The potential photodynamic cytotoxicity of UCNP@TTD-cRGD NPs was further evaluated through an in vitro cytotoxicity assay (Figure 5A). We observed that without 980 nm laser illumination, there is negligible cytotoxicity in the UCNP@TTD-cRGD NP-treated MDA-MB-231, MCF-7 and NIH 3T3 cells in a 50 μg/mL concentration, suggesting a minimum cytotoxicity caused by the NPs. However, with 980 nm laser illumination (200 mW cm-2, 2 min) and white light illumination (200 mW cm-2, 2 min), only 28.3% and 16.6% of the MDA-MB-231 cells treated with UCNP@TTD-cRGD NPs (25 μg/mL, or 5 μg mL-1 of TTD) remained alive, respectively. Yet the viability of the MCF-7 and NIH 3T3 cells was not significantly affected by the NP treatment, demonstrating the robust capability of UCNP@TTD-cRGD NPs in selectively killing MDA-MB-231 cells under both 980 nm laser and white light illumination (Figure 5B). In addition, we found that 2 min 980 nm laser illumination does not affect the cell viability of all the cells without NP treatment, further confirming that the acute cytotoxicity is only induced by the internalized UCNP@TTD-cRGD NPs under light illumination.

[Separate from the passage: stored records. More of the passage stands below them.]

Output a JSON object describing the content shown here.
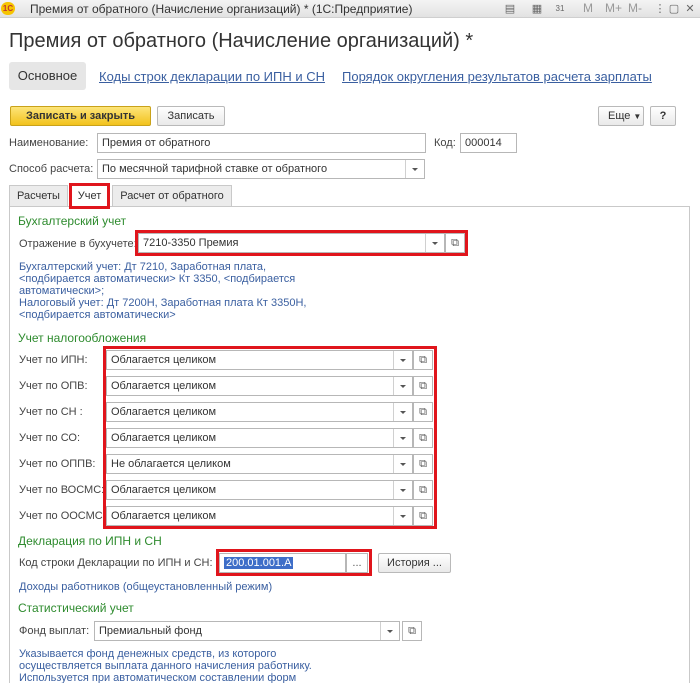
{
  "window": {
    "title": "Премия от обратного (Начисление организаций) *  (1С:Предприятие)",
    "logo_text": "1С",
    "letters": [
      "M",
      "M+",
      "M-"
    ],
    "calendar_day": "31"
  },
  "form": {
    "title": "Премия от обратного (Начисление организаций) *",
    "main_tab": "Основное",
    "nav_links": [
      "Коды строк декларации по ИПН и СН",
      "Порядок округления результатов расчета зарплаты"
    ]
  },
  "toolbar": {
    "save_close": "Записать и закрыть",
    "save": "Записать",
    "more": "Еще",
    "help": "?"
  },
  "fields": {
    "name_label": "Наименование:",
    "name_value": "Премия от обратного",
    "code_label": "Код:",
    "code_value": "000014",
    "method_label": "Способ расчета:",
    "method_value": "По месячной тарифной ставке от обратного"
  },
  "tabs": [
    "Расчеты",
    "Учет",
    "Расчет от обратного"
  ],
  "accounting": {
    "section_title": "Бухгалтерский учет",
    "reflection_label": "Отражение в бухучете:",
    "reflection_value": "7210-3350 Премия",
    "hint_lines": [
      "Бухгалтерский учет: Дт 7210, Заработная плата,",
      "<подбирается автоматически> Кт 3350, <подбирается",
      "автоматически>;",
      "Налоговый учет: Дт 7200Н, Заработная плата Кт 3350Н,",
      "<подбирается автоматически>"
    ]
  },
  "taxes": {
    "section_title": "Учет налогообложения",
    "rows": [
      {
        "label": "Учет по ИПН:",
        "value": "Облагается целиком"
      },
      {
        "label": "Учет по ОПВ:",
        "value": "Облагается целиком"
      },
      {
        "label": "Учет по СН :",
        "value": "Облагается целиком"
      },
      {
        "label": "Учет по СО:",
        "value": "Облагается целиком"
      },
      {
        "label": "Учет по ОППВ:",
        "value": "Не облагается целиком"
      },
      {
        "label": "Учет по ВОСМС:",
        "value": "Облагается целиком"
      },
      {
        "label": "Учет по ООСМС:",
        "value": "Облагается целиком"
      }
    ]
  },
  "declaration": {
    "section_title": "Декларация по ИПН и СН",
    "code_label": "Код строки Декларации по ИПН и СН:",
    "code_value": "200.01.001.А",
    "ellipsis": "...",
    "history_button": "История ...",
    "income_link": "Доходы работников (общеустановленный режим)"
  },
  "statistics": {
    "section_title": "Статистический учет",
    "fund_label": "Фонд выплат:",
    "fund_value": "Премиальный фонд",
    "hint_lines": [
      "Указывается фонд денежных средств, из которого",
      "осуществляется выплата данного начисления работнику.",
      "Используется при автоматическом составлении форм"
    ]
  },
  "colors": {
    "accent_link": "#3a5fa0",
    "section_green": "#2e8b2e",
    "highlight_red": "#e0151c",
    "primary_button": "#f2c21c"
  }
}
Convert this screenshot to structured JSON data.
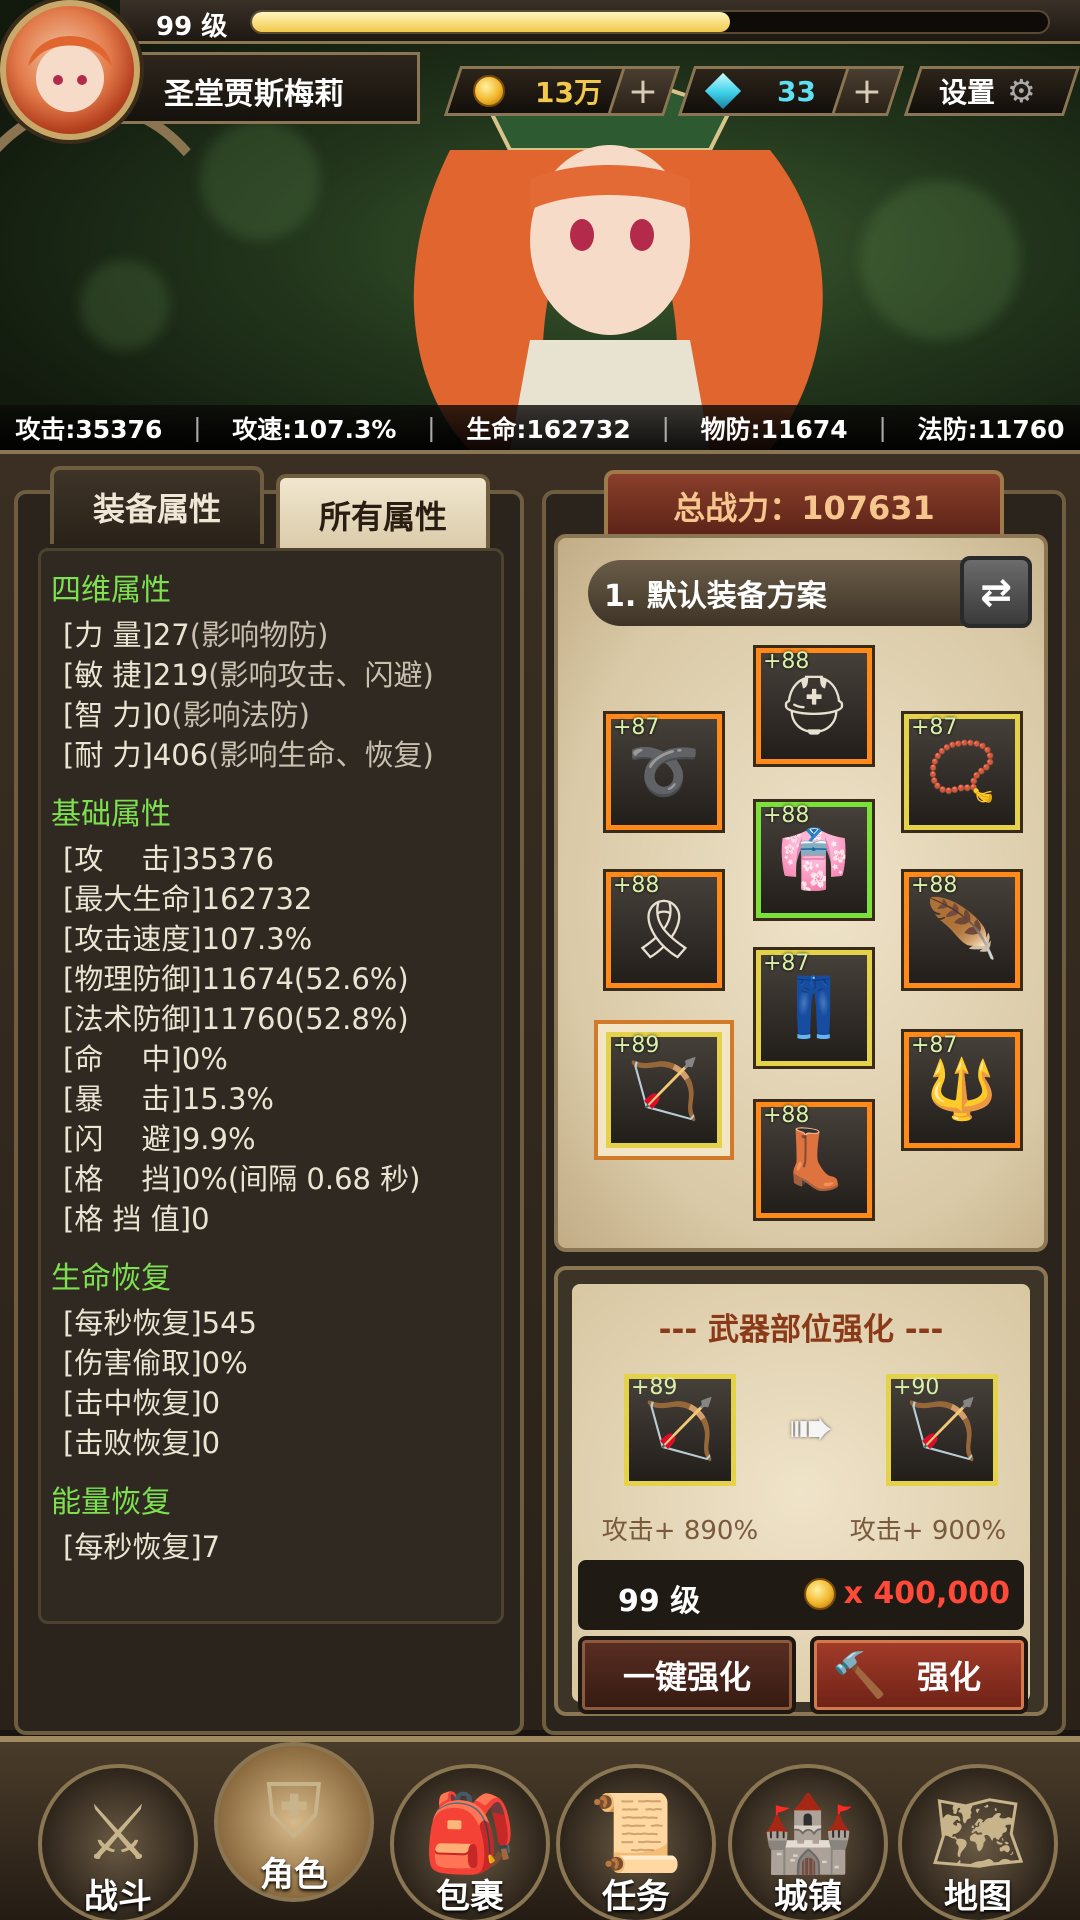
{
  "header": {
    "level": "99 级",
    "xp_fraction": 0.6,
    "name": "圣堂贾斯梅莉",
    "gold": "13万",
    "gems": "33",
    "settings_label": "设置"
  },
  "stats_bar": [
    "攻击:35376",
    "攻速:107.3%",
    "生命:162732",
    "物防:11674",
    "法防:11760"
  ],
  "tabs": {
    "equip_attr": "装备属性",
    "all_attr": "所有属性"
  },
  "attributes": [
    {
      "title": "四维属性",
      "rows": [
        {
          "label": "[力 量]",
          "value": "27",
          "note": "(影响物防)"
        },
        {
          "label": "[敏 捷]",
          "value": "219",
          "note": "(影响攻击、闪避)"
        },
        {
          "label": "[智 力]",
          "value": "0",
          "note": "(影响法防)"
        },
        {
          "label": "[耐 力]",
          "value": "406",
          "note": "(影响生命、恢复)"
        }
      ]
    },
    {
      "title": "基础属性",
      "rows": [
        {
          "label": "[攻　 击]",
          "value": "35376",
          "note": ""
        },
        {
          "label": "[最大生命]",
          "value": "162732",
          "note": ""
        },
        {
          "label": "[攻击速度]",
          "value": "107.3%",
          "note": ""
        },
        {
          "label": "[物理防御]",
          "value": "11674(52.6%)",
          "note": ""
        },
        {
          "label": "[法术防御]",
          "value": "11760(52.8%)",
          "note": ""
        },
        {
          "label": "[命　 中]",
          "value": "0%",
          "note": ""
        },
        {
          "label": "[暴　 击]",
          "value": "15.3%",
          "note": ""
        },
        {
          "label": "[闪　 避]",
          "value": "9.9%",
          "note": ""
        },
        {
          "label": "[格　 挡]",
          "value": "0%(间隔 0.68 秒)",
          "note": ""
        },
        {
          "label": "[格 挡 值]",
          "value": "0",
          "note": ""
        }
      ]
    },
    {
      "title": "生命恢复",
      "rows": [
        {
          "label": "[每秒恢复]",
          "value": "545",
          "note": ""
        },
        {
          "label": "[伤害偷取]",
          "value": "0%",
          "note": ""
        },
        {
          "label": "[击中恢复]",
          "value": "0",
          "note": ""
        },
        {
          "label": "[击败恢复]",
          "value": "0",
          "note": ""
        }
      ]
    },
    {
      "title": "能量恢复",
      "rows": [
        {
          "label": "[每秒恢复]",
          "value": "7",
          "note": ""
        }
      ]
    }
  ],
  "power": {
    "label": "总战力：107631"
  },
  "loadout": {
    "name": "1. 默认装备方案"
  },
  "equipment": [
    {
      "slot": "helmet",
      "level": "+88",
      "icon": "helmet-icon",
      "glyph": "⛑"
    },
    {
      "slot": "ring",
      "level": "+87",
      "icon": "ring-icon",
      "glyph": "➰"
    },
    {
      "slot": "necklace",
      "level": "+87",
      "icon": "necklace-icon",
      "glyph": "📿"
    },
    {
      "slot": "armor",
      "level": "+88",
      "icon": "armor-icon",
      "glyph": "👘"
    },
    {
      "slot": "belt",
      "level": "+88",
      "icon": "belt-icon",
      "glyph": "🎗"
    },
    {
      "slot": "shoulder",
      "level": "+88",
      "icon": "shoulder-icon",
      "glyph": "🪶"
    },
    {
      "slot": "pants",
      "level": "+87",
      "icon": "pants-icon",
      "glyph": "👖"
    },
    {
      "slot": "weapon",
      "level": "+89",
      "icon": "bow-icon",
      "glyph": "🏹"
    },
    {
      "slot": "amulet",
      "level": "+87",
      "icon": "amulet-icon",
      "glyph": "🔱"
    },
    {
      "slot": "boots",
      "level": "+88",
      "icon": "boots-icon",
      "glyph": "👢"
    }
  ],
  "upgrade": {
    "title": "--- 武器部位强化 ---",
    "from_level": "+89",
    "to_level": "+90",
    "from_note": "攻击+ 890%",
    "to_note": "攻击+ 900%",
    "req_level": "99 级",
    "cost": "x 400,000"
  },
  "buttons": {
    "one_click": "一键强化",
    "upgrade": "强化"
  },
  "nav": [
    {
      "label": "战斗",
      "icon": "battle-icon",
      "glyph": "⚔"
    },
    {
      "label": "角色",
      "icon": "helmet-icon",
      "glyph": "⛨"
    },
    {
      "label": "包裹",
      "icon": "bag-icon",
      "glyph": "🎒"
    },
    {
      "label": "任务",
      "icon": "scroll-icon",
      "glyph": "📜"
    },
    {
      "label": "城镇",
      "icon": "tower-icon",
      "glyph": "🏰"
    },
    {
      "label": "地图",
      "icon": "map-icon",
      "glyph": "🗺"
    }
  ],
  "colors": {
    "accent_green": "#7de04e",
    "cost_red": "#ff4a3a",
    "orange_border": "#ff8a1a",
    "green_border": "#7be03a",
    "yellow_border": "#e4d24a"
  }
}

The live/dead staining results demonstrate that most MDA-MB-231, MCF-7 and NIH 3T3 cells treated with NPs or 2 min 980 nm laser illumination alone are still alive, as revealed by the green fluorescence in Figure 5C. However, nearly all the UCNP@TTD-cRGD NP-incubated MDA-MB-231 cells were dead under 980 nm laser illumination or white light illumination, as indicated by the red fluorescence in Figure 5C, demonstrating the effectiveness of UCNP@TTD-cRGD NPs in selectively killing MDA-MB-231 cells. Furthermore, the laser output power and exposure time to obtain a significant antitumor efficacy in our technique (200 mW cm-2, 2 min) is much lower and shorter than that needed in the previous study (3 W cm-2, 10 min) which also used AIE-encapsulated UCNPs for cancer PDT [54]. Collectively, the synthesized UCNP@TTD-cRGD NPs can selectively light up the MDA-MB-231cells and then kill the MDA-MB-231 cells by elevating intracellular ROS generated from the UCNP@TTD-cRGD NPs under NIR light illumination.

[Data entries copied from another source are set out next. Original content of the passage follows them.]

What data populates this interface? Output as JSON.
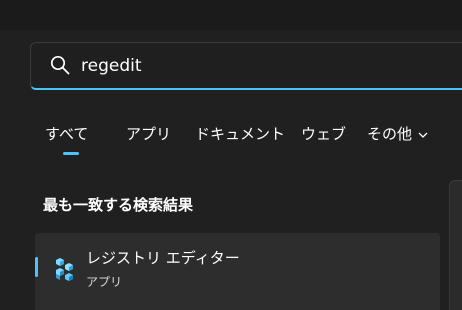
{
  "search": {
    "value": "regedit",
    "icon": "search-icon"
  },
  "tabs": [
    {
      "label": "すべて",
      "selected": true
    },
    {
      "label": "アプリ"
    },
    {
      "label": "ドキュメント"
    },
    {
      "label": "ウェブ"
    },
    {
      "label": "その他",
      "icon": "chevron-down-icon"
    }
  ],
  "best_match": {
    "heading": "最も一致する検索結果",
    "title": "レジストリ エディター",
    "subtitle": "アプリ",
    "icon": "registry-editor-icon"
  },
  "colors": {
    "background": "#202020",
    "accent": "#4cc2ff",
    "result_background": "#2d2d2d"
  }
}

Intracellular ROS generation of UCNP@TTD-cRGD NPs. (A) Detection of intracellular ROS generation in living MDA-MB-231 cells after co-culture with UCNP@TTD-cRGD NPs (5 μg mL-1 of TTD) and CellROX® Deep Red reagent, followed by light illumination (λex = 980 nm; 530/25 nm bandpass filter). The red fluorescent signals represent the intracellular ROS. (B) Detection of intracellular ROS generation in living MDA-MB-231 cells only with NIR laser (980 nm) illumination.

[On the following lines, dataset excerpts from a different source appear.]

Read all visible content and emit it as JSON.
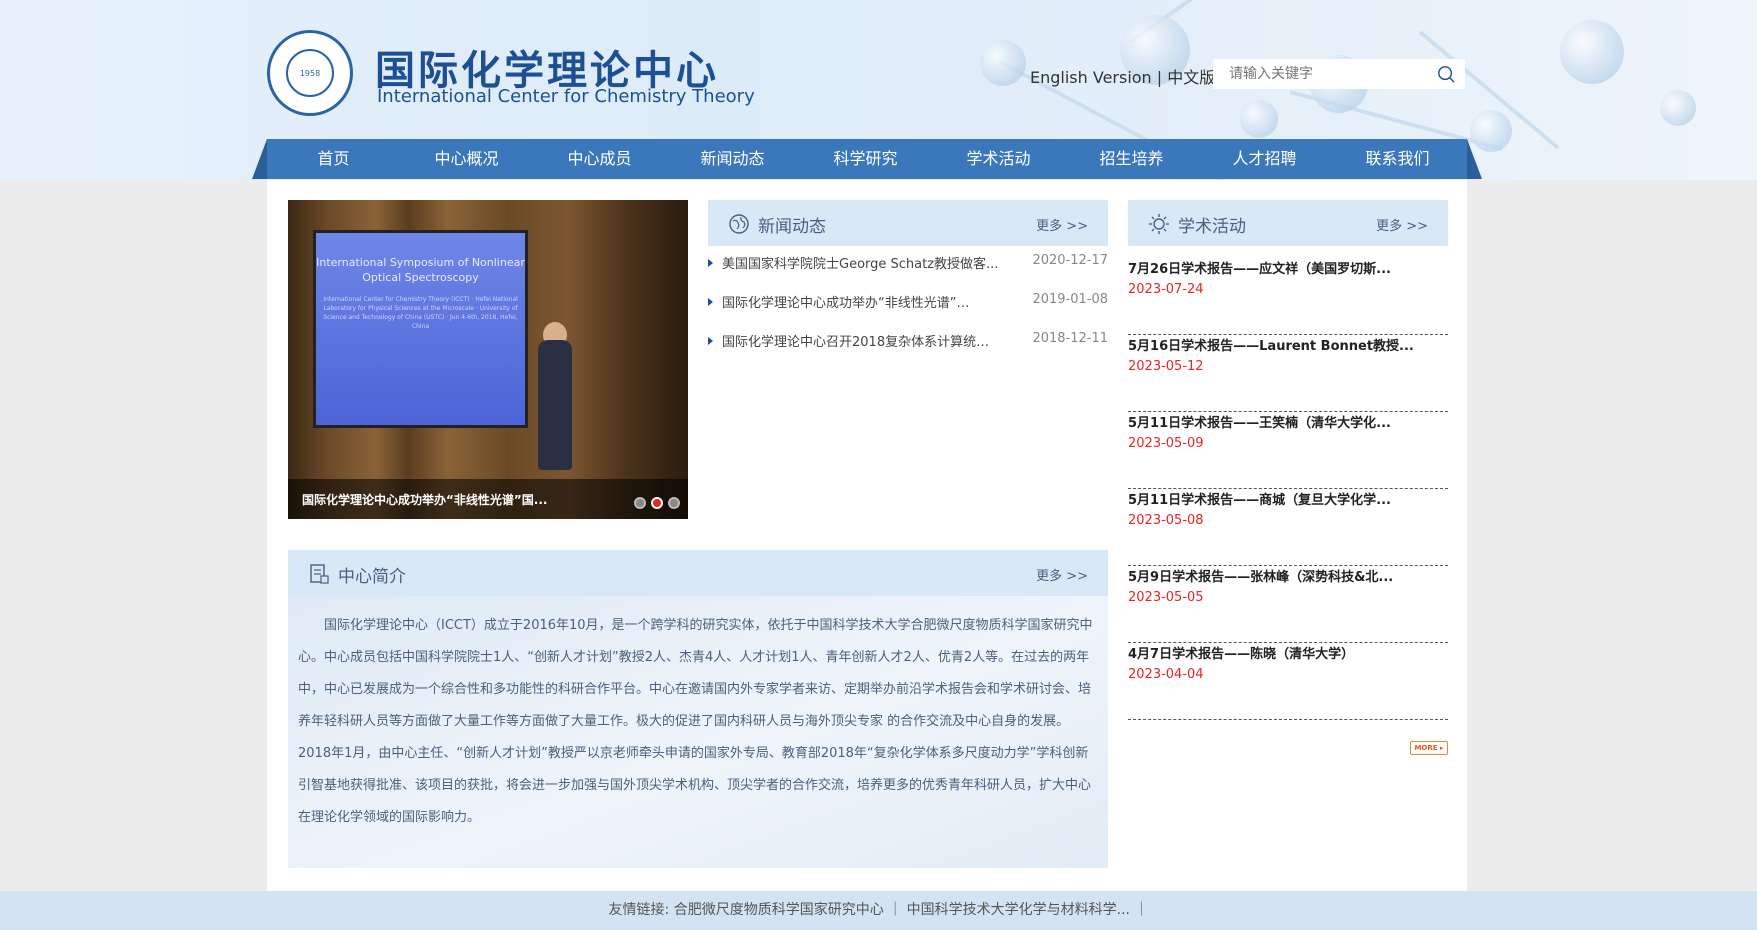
{
  "header": {
    "title_cn": "国际化学理论中心",
    "title_en": "International Center for Chemistry Theory",
    "logo_year": "1958",
    "lang_en": "English Version",
    "lang_sep": " | ",
    "lang_cn": "中文版",
    "search_placeholder": "请输入关键字"
  },
  "nav": [
    "首页",
    "中心概况",
    "中心成员",
    "新闻动态",
    "科学研究",
    "学术活动",
    "招生培养",
    "人才招聘",
    "联系我们"
  ],
  "slider": {
    "caption": "国际化学理论中心成功举办“非线性光谱”国...",
    "screen_title": "International Symposium of Nonlinear Optical Spectroscopy",
    "screen_sub": "International Center for Chemistry Theory (ICCT) · Hefei National Laboratory for Physical Sciences at the Microscale · University of Science and Technology of China (USTC) · Jun 4-6th, 2018, Hefei, China",
    "active_dot": 2
  },
  "news": {
    "heading": "新闻动态",
    "more": "更多 >>",
    "items": [
      {
        "title": "美国国家科学院院士George Schatz教授做客...",
        "date": "2020-12-17"
      },
      {
        "title": "国际化学理论中心成功举办“非线性光谱”…",
        "date": "2019-01-08"
      },
      {
        "title": "国际化学理论中心召开2018复杂体系计算统…",
        "date": "2018-12-11"
      }
    ]
  },
  "activities": {
    "heading": "学术活动",
    "more": "更多 >>",
    "more_btn": "MORE ▸",
    "items": [
      {
        "title": "7月26日学术报告——应文祥（美国罗切斯...",
        "date": "2023-07-24"
      },
      {
        "title": "5月16日学术报告——Laurent Bonnet教授...",
        "date": "2023-05-12"
      },
      {
        "title": "5月11日学术报告——王笑楠（清华大学化...",
        "date": "2023-05-09"
      },
      {
        "title": "5月11日学术报告——商城（复旦大学化学...",
        "date": "2023-05-08"
      },
      {
        "title": "5月9日学术报告——张林峰（深势科技&北...",
        "date": "2023-05-05"
      },
      {
        "title": "4月7日学术报告——陈晓（清华大学）",
        "date": "2023-04-04"
      }
    ]
  },
  "intro": {
    "heading": "中心简介",
    "more": "更多 >>",
    "text": "国际化学理论中心（ICCT）成立于2016年10月，是一个跨学科的研究实体，依托于中国科学技术大学合肥微尺度物质科学国家研究中心。中心成员包括中国科学院院士1人、“创新人才计划”教授2人、杰青4人、人才计划1人、青年创新人才2人、优青2人等。在过去的两年中，中心已发展成为一个综合性和多功能性的科研合作平台。中心在邀请国内外专家学者来访、定期举办前沿学术报告会和学术研讨会、培养年轻科研人员等方面做了大量工作等方面做了大量工作。极大的促进了国内科研人员与海外顶尖专家 的合作交流及中心自身的发展。2018年1月，由中心主任、“创新人才计划”教授严以京老师牵头申请的国家外专局、教育部2018年“复杂化学体系多尺度动力学”学科创新引智基地获得批准、该项目的获批，将会进一步加强与国外顶尖学术机构、顶尖学者的合作交流，培养更多的优秀青年科研人员，扩大中心在理论化学领域的国际影响力。"
  },
  "footer": {
    "label": "友情链接:",
    "link1": "合肥微尺度物质科学国家研究中心",
    "link2": "中国科学技术大学化学与材料科学...",
    "sep": " ｜"
  },
  "colors": {
    "nav": "#3b78bb",
    "title": "#1d4f95",
    "date_red": "#e22222",
    "panel_head": "#d9e8f7"
  }
}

Cytotoxicity study of UCNP@TTD-cRGD NPs with or without light illumination. (A) Cell viabilities of UCNP@TTD-cRGD nanoparticle-treated MDA-MB-231 cells, MCF-7 cells and NIH-3T3 cells without light or NIR laser irradiation. (B) Viability of MDA-MB-231, MCF-7 and NIH 3T3 cells after incubation with UCNP@TTD-cRGD NPs (5 μg mL-1 of TTD) for 4 h followed by 980 nm laser or light irradiation (100 mW cm-2, 2 min). (C) Live/dead staining after NIR laser PDT treatment.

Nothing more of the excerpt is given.